Some have suggested that GCC countries should approach this security challenge with expanding regional cooperation and/or co-opting Iraq. These Western dominated theses more or less steam from the ideas about the democratic peace which is accompanied by the collective security arrangements and/or producing a win – win scenarios. Following this model for example, so far the Euro-Atlantic integration has proven to be helpful tool to overcome complex issues in South-East and Central Europe. On the other hand the GCC has so far helped in solving many of the intra-group problems and has served as background for military cooperation. Nevertheless one should bear in mind that Gulf region is complex environment where history, culture and religion along with domestic, regional and international actors comprise policy choices and decisions.

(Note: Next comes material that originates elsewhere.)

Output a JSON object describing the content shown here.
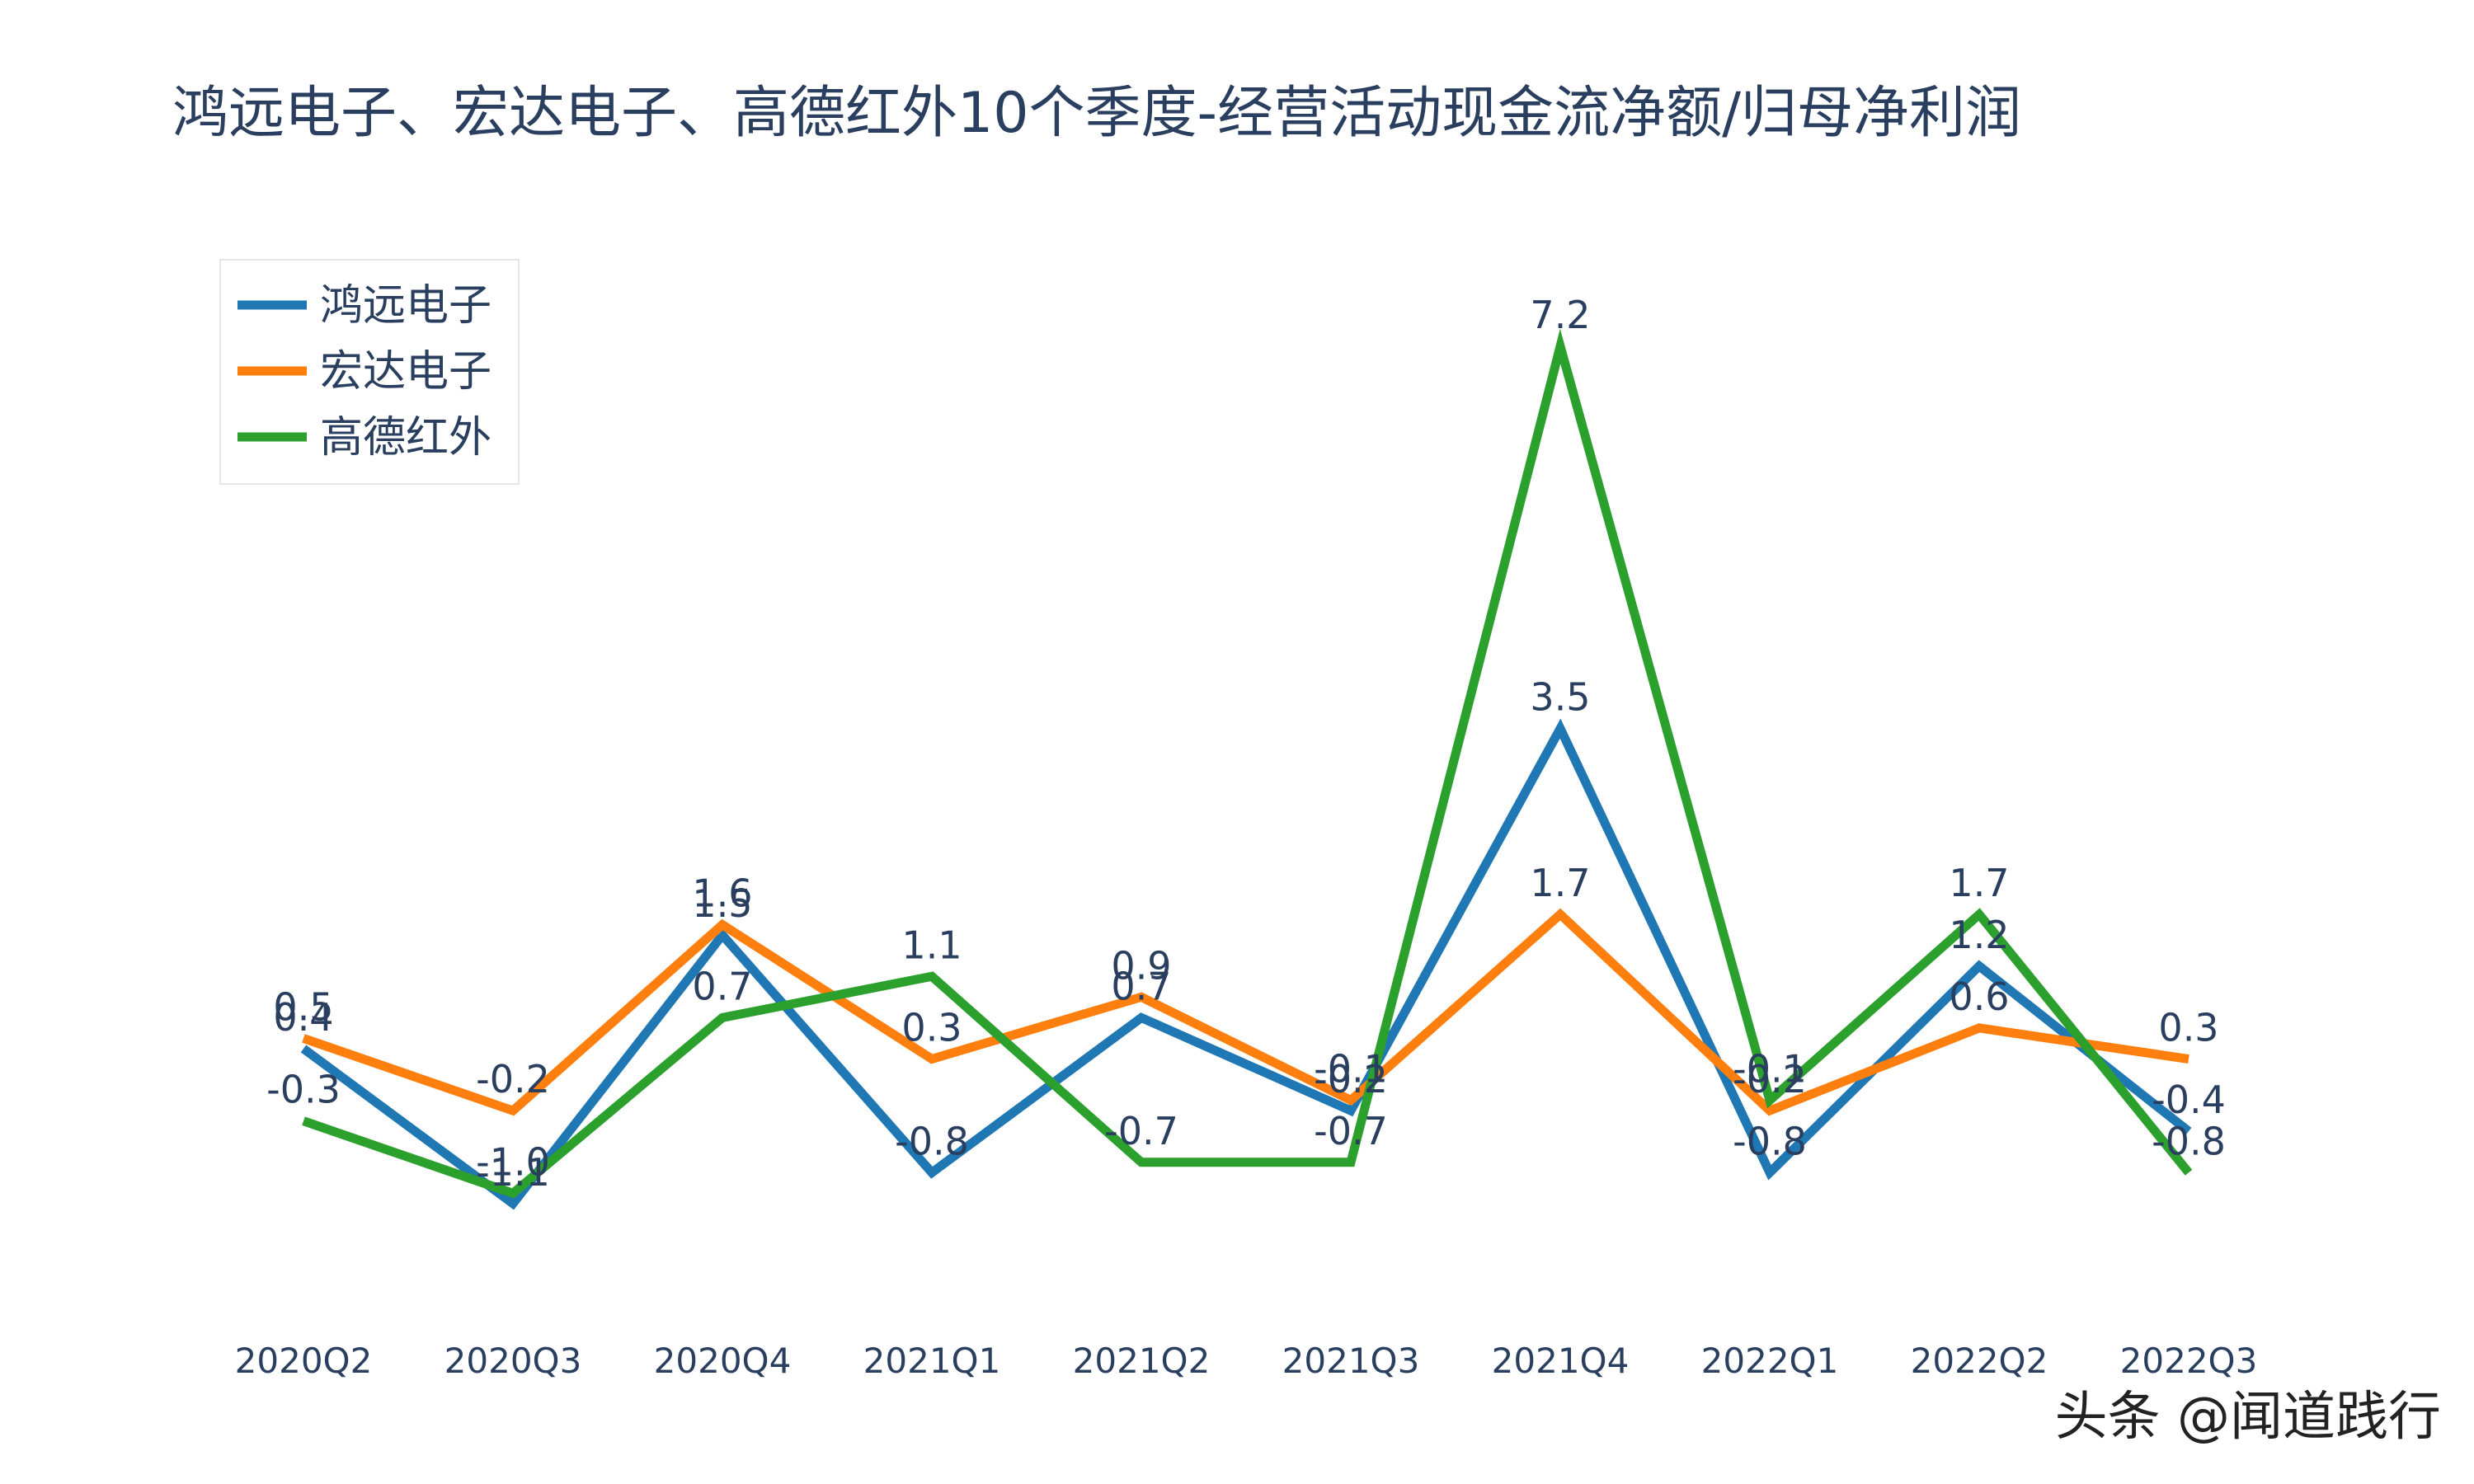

Therefore the first thesis of the article is that the complex environment in the Gulf holds potential to affect Iraq’s future either by descending in to civil war or turning in to dictatorship aligned with aggressive Iran. Either ways this will affect GCC security. The article will argue that GCC countries need to act proactively if they are about to prevent Iran’s dominance through Iraq’s security. To support this article will focus on the potentials of GCC enlargement as a doable solution to the existing security challenges that come from Iraq after the US and coalition’s withdrawal. Hence the second thesis of the article is that if Iraq did not become GCC member it will remain fertile ground for regional destabilization through its neighbors’ proxy wars and non-state actors. So far GCC has achieved conspicuous progress among others in political and security related matters. However one should be cautious when hoping for an easy success regarding the GCC – Iraq partnership.
Consequently the last part of the article will focus on alternative possible solutions based on cooperation among the GCC countries and Iraq. The GCC partial success in Yemeni crisis gives promises that such approach could contain sectarian radicalization and positively influence Iraq’s and Gulfs region stability. Nonetheless without the US support in these efforts is more then welcome.